In his history it is clearly stated that he was born half white to his master father by his negro slave mother. His illustrated and photographed images are clearly mulatto, in keeping with his history. However, our view of him is as a pure negro, a black man and a slave, despite the fact that he was born in an era when to be a mulatto was to be a member of a group apart, who might become a time serving servant, a free man and even a slave owner. 14 years before James birth a half black woman purchased an Irish girl in Carolina and took her to Spanish Louisiana where she tortured and beat her to death.

Beckwourth was in fact "freed by his father (and master) and apprenticed [sold] to a blacksmith..."

However, we cannot know this, for we live beyond the veil of lies that began with the one drop rule, that one 17th or more of African blood cursed a man to be 100% African. In that we still, as a nation, believe and embrace this lie as just, how can we even be trusted to read a clear and true history accurately, let alone read a man's story written for those who knew the truth of things and therefore did not stop and explain every item as if to a kindergarten students?

Most importantly, Beckwourth was a man.

Secondly he was a hero.

Thirdly he earned the position of a chief among The Sacred Raven tribe.

Fourthly, his father was an English-Irish mix, possibly the product himself, of slave rape.

Fifthly, Beckwourth was set free by his father, whose relationship to his mother seems unclear and may have been a discrete rejection of social convention in the form of a willing union.
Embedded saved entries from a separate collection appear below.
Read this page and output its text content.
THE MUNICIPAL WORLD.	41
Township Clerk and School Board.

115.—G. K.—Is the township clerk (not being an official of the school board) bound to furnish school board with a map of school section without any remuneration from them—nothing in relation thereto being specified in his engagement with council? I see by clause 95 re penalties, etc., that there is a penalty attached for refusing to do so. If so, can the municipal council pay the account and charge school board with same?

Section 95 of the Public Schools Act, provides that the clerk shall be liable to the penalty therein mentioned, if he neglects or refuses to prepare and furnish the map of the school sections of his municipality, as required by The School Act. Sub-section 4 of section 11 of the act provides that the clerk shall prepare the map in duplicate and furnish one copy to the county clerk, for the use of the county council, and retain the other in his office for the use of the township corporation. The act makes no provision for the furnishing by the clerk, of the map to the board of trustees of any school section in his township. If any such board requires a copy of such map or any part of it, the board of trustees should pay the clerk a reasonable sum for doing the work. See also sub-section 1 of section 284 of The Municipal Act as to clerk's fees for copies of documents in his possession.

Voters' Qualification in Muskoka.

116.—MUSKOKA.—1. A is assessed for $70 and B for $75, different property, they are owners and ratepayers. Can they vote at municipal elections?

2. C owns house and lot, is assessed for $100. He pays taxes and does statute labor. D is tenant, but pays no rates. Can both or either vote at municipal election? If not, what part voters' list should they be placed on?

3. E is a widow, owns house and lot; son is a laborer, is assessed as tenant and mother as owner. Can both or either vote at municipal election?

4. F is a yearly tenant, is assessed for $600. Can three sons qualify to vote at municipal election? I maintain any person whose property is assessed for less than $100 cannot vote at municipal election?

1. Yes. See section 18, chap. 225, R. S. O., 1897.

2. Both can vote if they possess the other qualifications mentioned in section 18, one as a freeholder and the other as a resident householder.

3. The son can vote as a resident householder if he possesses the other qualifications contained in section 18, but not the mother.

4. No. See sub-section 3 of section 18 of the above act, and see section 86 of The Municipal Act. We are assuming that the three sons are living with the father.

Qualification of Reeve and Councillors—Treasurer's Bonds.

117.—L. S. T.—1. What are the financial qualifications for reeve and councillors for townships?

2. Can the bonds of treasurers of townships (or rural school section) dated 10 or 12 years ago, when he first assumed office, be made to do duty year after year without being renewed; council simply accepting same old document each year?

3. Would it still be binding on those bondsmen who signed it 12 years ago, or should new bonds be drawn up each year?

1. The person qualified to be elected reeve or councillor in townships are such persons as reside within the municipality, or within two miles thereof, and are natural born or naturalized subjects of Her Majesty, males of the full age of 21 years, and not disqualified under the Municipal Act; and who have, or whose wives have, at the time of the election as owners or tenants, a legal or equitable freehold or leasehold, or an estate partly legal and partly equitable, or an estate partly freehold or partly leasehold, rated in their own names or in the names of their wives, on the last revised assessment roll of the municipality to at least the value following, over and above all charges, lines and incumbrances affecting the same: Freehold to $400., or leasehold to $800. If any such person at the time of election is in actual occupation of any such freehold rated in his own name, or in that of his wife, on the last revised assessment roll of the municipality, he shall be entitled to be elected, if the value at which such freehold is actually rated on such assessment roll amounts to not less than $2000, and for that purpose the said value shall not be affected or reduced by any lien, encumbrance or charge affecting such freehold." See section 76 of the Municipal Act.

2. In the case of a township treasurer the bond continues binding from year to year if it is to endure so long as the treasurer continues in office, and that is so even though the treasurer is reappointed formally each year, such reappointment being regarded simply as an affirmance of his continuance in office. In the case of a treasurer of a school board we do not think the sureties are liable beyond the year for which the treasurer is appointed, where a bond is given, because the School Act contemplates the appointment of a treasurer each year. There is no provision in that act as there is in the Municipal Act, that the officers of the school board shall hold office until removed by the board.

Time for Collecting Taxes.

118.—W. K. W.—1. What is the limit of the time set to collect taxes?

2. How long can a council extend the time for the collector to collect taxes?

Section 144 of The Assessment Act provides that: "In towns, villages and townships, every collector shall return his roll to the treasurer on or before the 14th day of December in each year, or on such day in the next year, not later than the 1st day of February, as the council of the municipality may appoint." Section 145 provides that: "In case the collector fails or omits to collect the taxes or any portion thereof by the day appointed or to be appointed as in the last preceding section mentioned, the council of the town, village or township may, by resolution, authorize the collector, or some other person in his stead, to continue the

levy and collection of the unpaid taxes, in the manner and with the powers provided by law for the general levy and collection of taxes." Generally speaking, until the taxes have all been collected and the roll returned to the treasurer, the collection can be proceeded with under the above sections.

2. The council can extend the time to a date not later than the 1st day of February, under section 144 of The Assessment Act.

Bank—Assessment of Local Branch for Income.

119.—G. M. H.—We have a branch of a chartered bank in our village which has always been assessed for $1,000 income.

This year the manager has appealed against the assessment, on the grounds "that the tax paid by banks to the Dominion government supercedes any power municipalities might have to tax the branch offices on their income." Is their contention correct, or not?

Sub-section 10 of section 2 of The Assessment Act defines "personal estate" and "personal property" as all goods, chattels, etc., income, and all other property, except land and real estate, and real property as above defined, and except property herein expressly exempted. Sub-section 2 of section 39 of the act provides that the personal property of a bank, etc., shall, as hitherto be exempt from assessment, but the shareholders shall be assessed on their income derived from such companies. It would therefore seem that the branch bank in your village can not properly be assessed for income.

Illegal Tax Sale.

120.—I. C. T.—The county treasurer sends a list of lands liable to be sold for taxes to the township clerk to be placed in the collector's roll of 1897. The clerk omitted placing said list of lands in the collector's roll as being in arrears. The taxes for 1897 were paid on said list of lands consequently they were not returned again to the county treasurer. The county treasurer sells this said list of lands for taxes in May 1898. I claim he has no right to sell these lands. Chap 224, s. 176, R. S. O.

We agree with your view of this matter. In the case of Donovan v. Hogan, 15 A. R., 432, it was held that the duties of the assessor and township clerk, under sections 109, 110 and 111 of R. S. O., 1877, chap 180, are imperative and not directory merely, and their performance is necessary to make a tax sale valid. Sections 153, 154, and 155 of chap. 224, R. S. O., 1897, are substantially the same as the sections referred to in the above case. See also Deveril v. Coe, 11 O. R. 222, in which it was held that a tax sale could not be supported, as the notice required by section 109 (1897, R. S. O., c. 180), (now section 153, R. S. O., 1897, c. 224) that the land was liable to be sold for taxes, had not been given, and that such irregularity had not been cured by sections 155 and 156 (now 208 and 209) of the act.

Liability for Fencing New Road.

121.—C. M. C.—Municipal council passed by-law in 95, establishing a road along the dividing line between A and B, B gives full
The point is, although Beckwourth is touted as being most importantly black [he was not], what should be most important to the modern reader is that James Beckwourth left the slave matrix of America—where masters were and remain shackled to the system as surely as their chattel—put the life of a dark-skinned crazy person behind him, and was accepted as a warrior and chief [a hero according to our understanding of such things] by an authentic tribe of human beings, a tribe that punched far above their weight in the struggle to survive on the Great Plains, high deserts and rocky mountains of the Last Human Frontier before the machine took over. Like many pathfinders, Beckwourth literally lead the way and served as the spear tip, for the unmanning order which he spent the majority of his life leaving behind.

Of note is that the illustrations in this book depict Beckworth at various ages, with varying degrees of accuracy, and depict the Crows in varying degrees of inaccuracy. The European look of these Indians and particularly the hair styles, belong east of the Mississippi.

As far as a black Indian chief, the one I do know of was Billy Bowlegs of the Seminoles, against whom Beckwourth campaigned.